If Chrysler’s 26,000 union workers ratify their contract, they will join workers at Ford and General Motors in approving deals that give up annual pay raises for most workers but replace them with profit sharing and signing bonuses. The deals also promise at least 13,000 new union jobs at all three companies.
Wednesday’s announcement of the vote by union workers at three Chrysler Group LLC facilities in Indiana comes on the same day that the United Auto Workers said union members had approved a new contract at Ford Motor Co., with 63 percent of those casting ballots in favor. General Motors Co. workers ratified their deal last month.
The contracts set the wages and benefits for 112,000 auto workers nationwide and influence the pay at auto plants owned by foreign companies, auto parts suppliers and other industries.
United Auto Workers Local 685, which represents about 3,500 workers at three Chrysler transmission factories in Kokomo, Ind., approved the contract in voting Tuesday, said Jerry Price, vice president of the local.

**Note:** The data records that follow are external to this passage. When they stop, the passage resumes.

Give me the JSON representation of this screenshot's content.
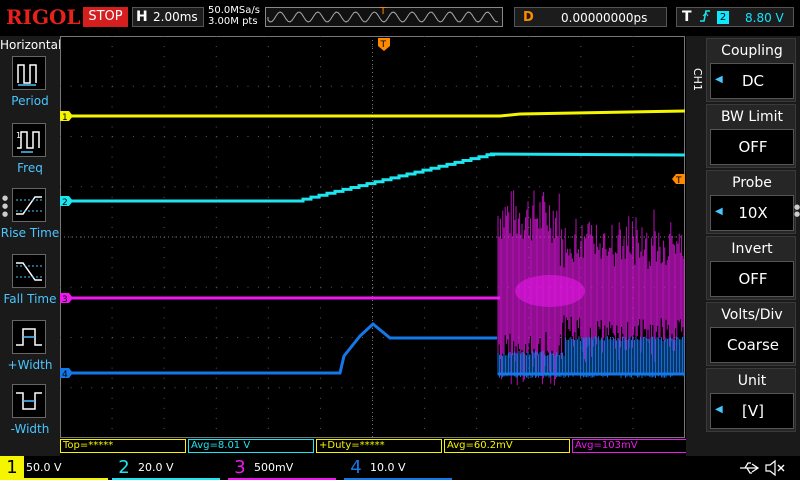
{
  "header": {
    "logo": "RIGOL",
    "run_state": "STOP",
    "horizontal_label": "H",
    "timebase": "2.00ms",
    "sample_rate": "50.0MSa/s",
    "memory_depth": "3.00M pts",
    "trigger_position_marker": "T",
    "delay_label": "D",
    "delay_value": "0.00000000ps",
    "trigger_label": "T",
    "trigger_edge": "rising-edge-icon",
    "trigger_source": "2",
    "trigger_level": "8.80 V"
  },
  "left_menu": {
    "title": "Horizontal",
    "items": [
      {
        "label": "Period",
        "icon": "period-icon"
      },
      {
        "label": "Freq",
        "icon": "frequency-icon"
      },
      {
        "label": "Rise Time",
        "icon": "rise-time-icon"
      },
      {
        "label": "Fall Time",
        "icon": "fall-time-icon"
      },
      {
        "label": "+Width",
        "icon": "positive-width-icon"
      },
      {
        "label": "-Width",
        "icon": "negative-width-icon"
      }
    ]
  },
  "right_menu": {
    "channel_tag": "CH1",
    "items": [
      {
        "title": "Coupling",
        "value": "DC",
        "has_arrow": true
      },
      {
        "title": "BW Limit",
        "value": "OFF",
        "has_arrow": false
      },
      {
        "title": "Probe",
        "value": "10X",
        "has_arrow": true
      },
      {
        "title": "Invert",
        "value": "OFF",
        "has_arrow": false
      },
      {
        "title": "Volts/Div",
        "value": "Coarse",
        "has_arrow": false
      },
      {
        "title": "Unit",
        "value": "[V]",
        "has_arrow": true
      }
    ]
  },
  "waveform": {
    "trigger_marker": "T",
    "channel_markers": [
      "1",
      "2",
      "3",
      "4"
    ],
    "colors": {
      "ch1": "#f5f500",
      "ch2": "#1ee6f0",
      "ch3": "#f018f0",
      "ch4": "#1478e8",
      "trigger": "#ff8a00",
      "grid": "#5a5a5a"
    }
  },
  "measurements": [
    {
      "text": "Top=*****",
      "color": "#f5f500"
    },
    {
      "text": "Avg=8.01 V",
      "color": "#1ee6f0"
    },
    {
      "text": "+Duty=*****",
      "color": "#f5f500"
    },
    {
      "text": "Avg=60.2mV",
      "color": "#f5f500"
    },
    {
      "text": "Avg=103mV",
      "color": "#f018f0"
    }
  ],
  "channels": [
    {
      "num": "1",
      "scale": "50.0 V",
      "color": "#f5f500",
      "active": true
    },
    {
      "num": "2",
      "scale": "20.0 V",
      "color": "#1ee6f0",
      "active": false
    },
    {
      "num": "3",
      "scale": "500mV",
      "color": "#f018f0",
      "active": false
    },
    {
      "num": "4",
      "scale": "10.0 V",
      "color": "#1478e8",
      "active": false
    }
  ],
  "status_icons": [
    "usb-icon",
    "speaker-mute-icon"
  ]
}
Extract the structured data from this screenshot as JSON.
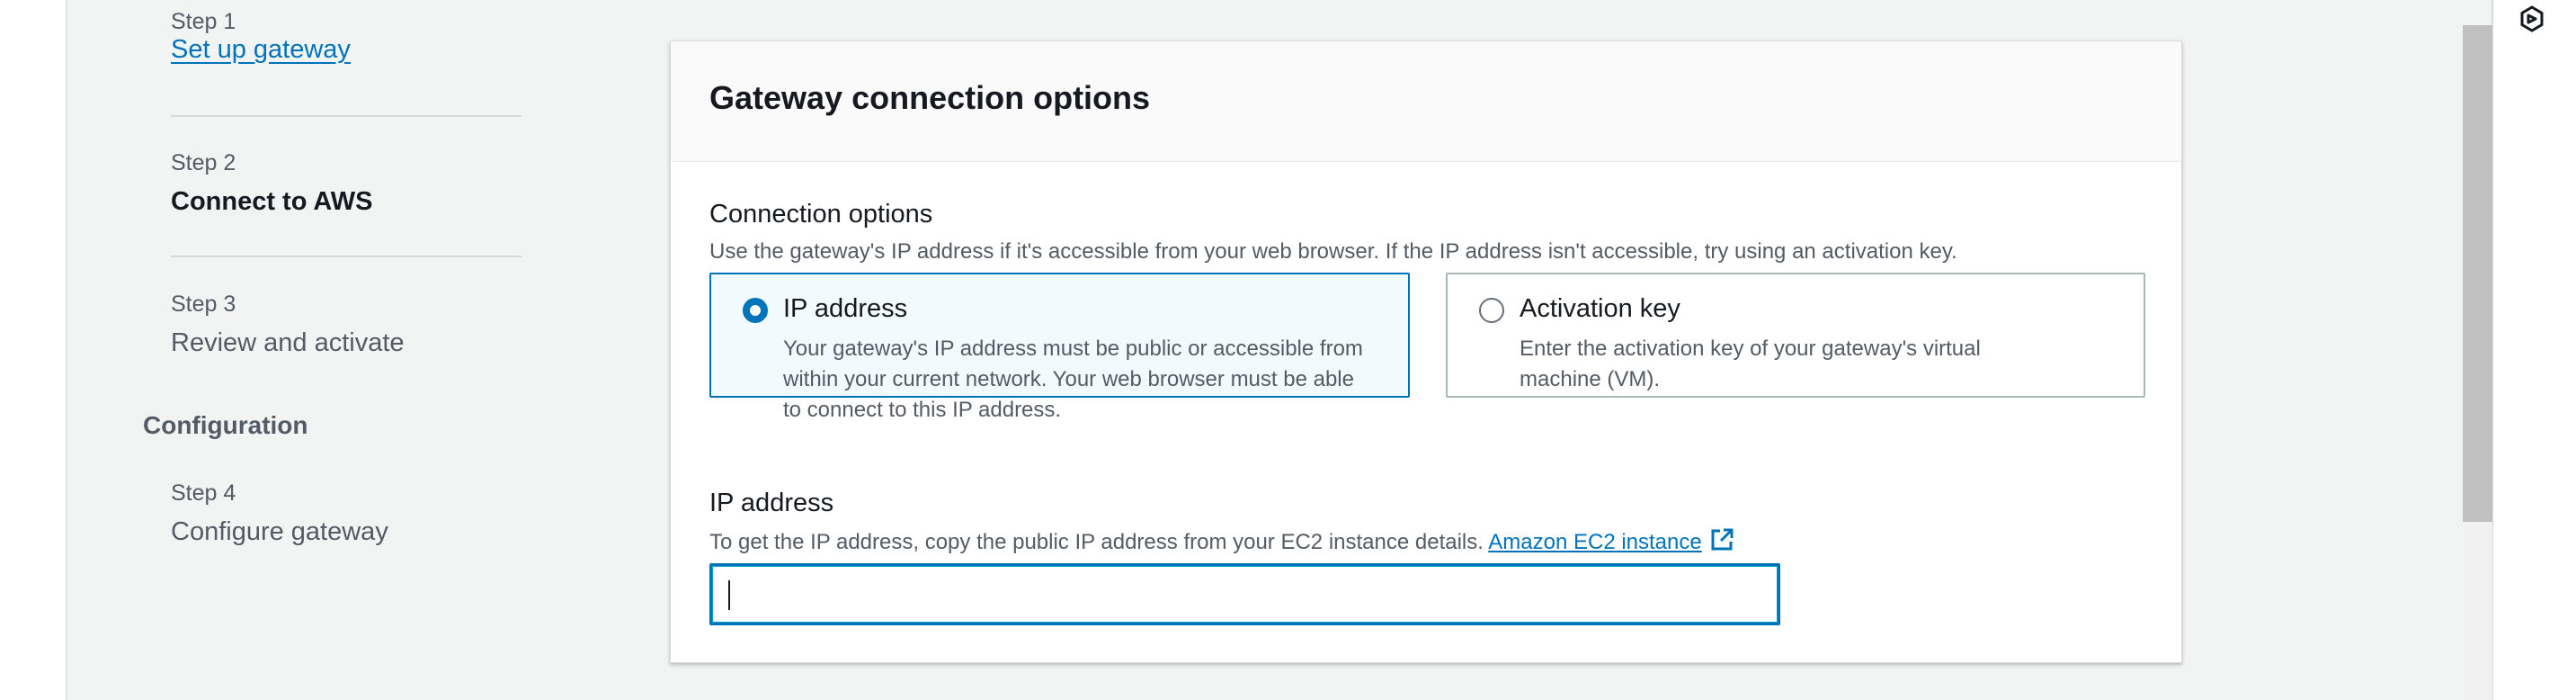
{
  "steps": [
    {
      "number": "Step 1",
      "title": "Set up gateway",
      "state": "link"
    },
    {
      "number": "Step 2",
      "title": "Connect to AWS",
      "state": "current"
    },
    {
      "number": "Step 3",
      "title": "Review and activate",
      "state": "upcoming"
    },
    {
      "number": "Step 4",
      "title": "Configure gateway",
      "state": "upcoming"
    }
  ],
  "sections": {
    "configuration": "Configuration"
  },
  "panel": {
    "title": "Gateway connection options",
    "connection_options": {
      "label": "Connection options",
      "description": "Use the gateway's IP address if it's accessible from your web browser. If the IP address isn't accessible, try using an activation key.",
      "options": [
        {
          "label": "IP address",
          "description": "Your gateway's IP address must be public or accessible from within your current network. Your web browser must be able to connect to this IP address.",
          "selected": true
        },
        {
          "label": "Activation key",
          "description": "Enter the activation key of your gateway's virtual machine (VM).",
          "selected": false
        }
      ]
    },
    "ip_address": {
      "label": "IP address",
      "description": "To get the IP address, copy the public IP address from your EC2 instance details.",
      "link_text": "Amazon EC2 instance",
      "value": ""
    }
  },
  "icons": {
    "external_link": "external-link-icon",
    "corner": "hexagon-logo-icon"
  },
  "colors": {
    "accent": "#0073bb",
    "selected_bg": "#f1faff",
    "page_bg": "#f2f3f3"
  }
}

The Chrysler deal includes a $3,500 signing bonus and profit sharing, but it’s not as rich as the contracts at Ford and GM. Ford’s signing bonus, for instance, is $6,000, while GM’s is $5,000. Chrysler has yet to make a full-year profit since it emerged from bankruptcy protection in 2009, while GM and Ford have each made billions.
Ford promised $4.8 billion in new investments in its U.S. plants and 5,750 new jobs. Both sides reached agreement Oct. 4, but like the other two companies, workers had to ratify it with a majority vote.
Most workers won’t get annual raises, but they will get profit-sharing checks, inflation-adjustment payments and other bonuses worth at least $16,700 through 2015. The deal at GM is similar.
The vote ends the threat of a strike at Ford, the only company where the union could stage a walkout. Strikes over wages were banned at GM and Chrysler as part of its government bailout. Ford borrowed billions from private sources and didn’t take government money.